He knew my name, he knew who I was! whilst I . . . I had to pass my hand once or twice over my forehead and to close and reopen my eyes several times, for, of a truth, it all seemed like a dream. I tried to stammer out a question or two, but I could only gasp, and the lovely Angele appeared highly amused at my distress.
“Let us dine,” she said gaily, “after which you may ask as many questions as you like.”
In very truth I was in no mood for dinner. Puzzlement and anxiety appeared to grip me by the throat and to choke me. It was all very well for the beautiful creature to laugh and to make merry. She had cruelly deceived me, played upon the chords of my sensitive heart for purposes which no doubt would presently be made clear, but in the meanwhile since the smuggling of the English files had been successful—as it apparently was—what had become of Leroux and his gendarmes?
What tragedy had been enacted in the narrow gorge of St. Cergues, and what, oh! what had become of my hopes of that five thousand francs for the apprehension of the smugglers, promised me by Leroux? Can you wonder that for the moment the very thought of dinner was abhorrent to me? But only for the moment. The next a sumptuous valet had thrown open the folding-doors, and down the vista of the stately apartment I perceived a table richly laden with china and glass and silver, whilst a distinctly savoury odour was wafted to my nostrils.
“We will not answer a single question,” the fair Angele reiterated with adorable determination, “until after we have dined.”
What, Sir, would you have done in my place? I believe that never until this hour had Hector Ratichon reached to such a sublimity of manner. I bowed with perfect dignity in token of obedience to the fair creature, Sir; then without a word I offered her my arm. She placed her hand upon it, and I conducted her to the dining-room, whilst Aristide Fournier, who at this hour should have been on a fair way to being hanged, followed in our wake.
Ah! it seemed indeed a lovely dream: one that lasted through an excellent and copious dinner, and which turned to delightful reality when, over a final glass of succulent Madeira, Monsieur Aristide Fournier slowly counted out one hundred notes, worth one hundred francs each, and presented these to me with a gracious nod.
“Your fee, Monsieur,” he said, “and allow me to say that never have I paid out so large a sum with such a willing hand.”

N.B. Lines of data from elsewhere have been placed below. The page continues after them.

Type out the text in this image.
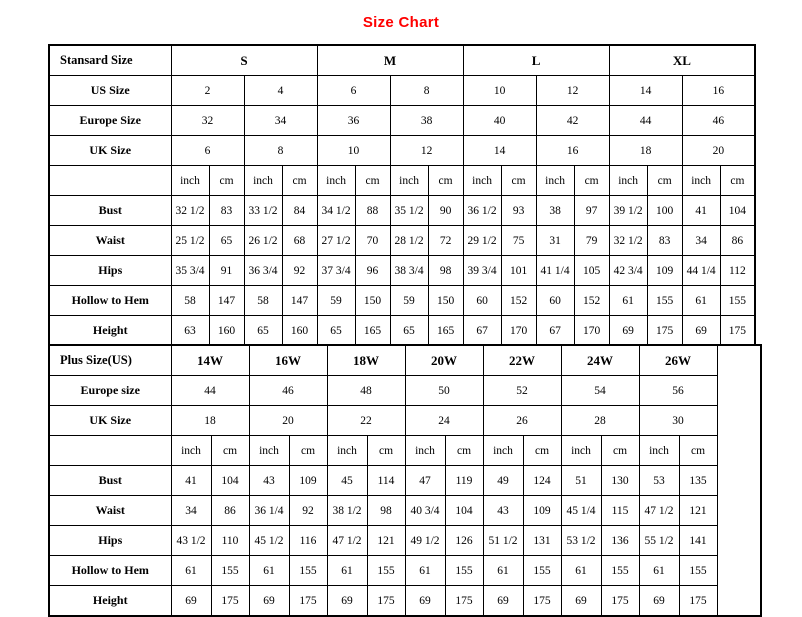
Size Chart
Stansard Size	S				M				L				XL			
US Size	2		4		6		8		10		12		14		16	
Europe Size	32		34		36		38		40		42		44		46	
UK Size	6		8		10		12		14		16		18		20	
	inch	cm	inch	cm	inch	cm	inch	cm	inch	cm	inch	cm	inch	cm	inch	cm
Bust	32 1/2	83	33 1/2	84	34 1/2	88	35 1/2	90	36 1/2	93	38	97	39 1/2	100	41	104
Waist	25 1/2	65	26 1/2	68	27 1/2	70	28 1/2	72	29 1/2	75	31	79	32 1/2	83	34	86
Hips	35 3/4	91	36 3/4	92	37 3/4	96	38 3/4	98	39 3/4	101	41 1/4	105	42 3/4	109	44 1/4	112
Hollow to Hem	58	147	58	147	59	150	59	150	60	152	60	152	61	155	61	155
Height	63	160	65	160	65	165	65	165	67	170	67	170	69	175	69	175
Plus Size(US)	14W		16W		18W		20W		22W		24W		26W		
Europe size	44		46		48		50		52		54		56		
UK Size	18		20		22		24		26		28		30		
	inch	cm	inch	cm	inch	cm	inch	cm	inch	cm	inch	cm	inch	cm	
Bust	41	104	43	109	45	114	47	119	49	124	51	130	53	135	
Waist	34	86	36 1/4	92	38 1/2	98	40 3/4	104	43	109	45 1/4	115	47 1/2	121	
Hips	43 1/2	110	45 1/2	116	47 1/2	121	49 1/2	126	51 1/2	131	53 1/2	136	55 1/2	141	
Hollow to Hem	61	155	61	155	61	155	61	155	61	155	61	155	61	155	
Height	69	175	69	175	69	175	69	175	69	175	69	175	69	175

“But I have done nothing,” I murmured from out the depths of my bewilderment.
Mademoiselle Angele and Monsieur Fournier looked at one another, and, no doubt, I presented a very comical spectacle; for both of them burst into an uncontrollable fit of laughter.
“Indeed, Monsieur,” quoth Monsieur Fournier as soon as he could speak coherently, “you have done everything that you set out to do and done it with perfect chivalry. You conveyed ‘the toys’ safely over the frontier as far as St. Claude.”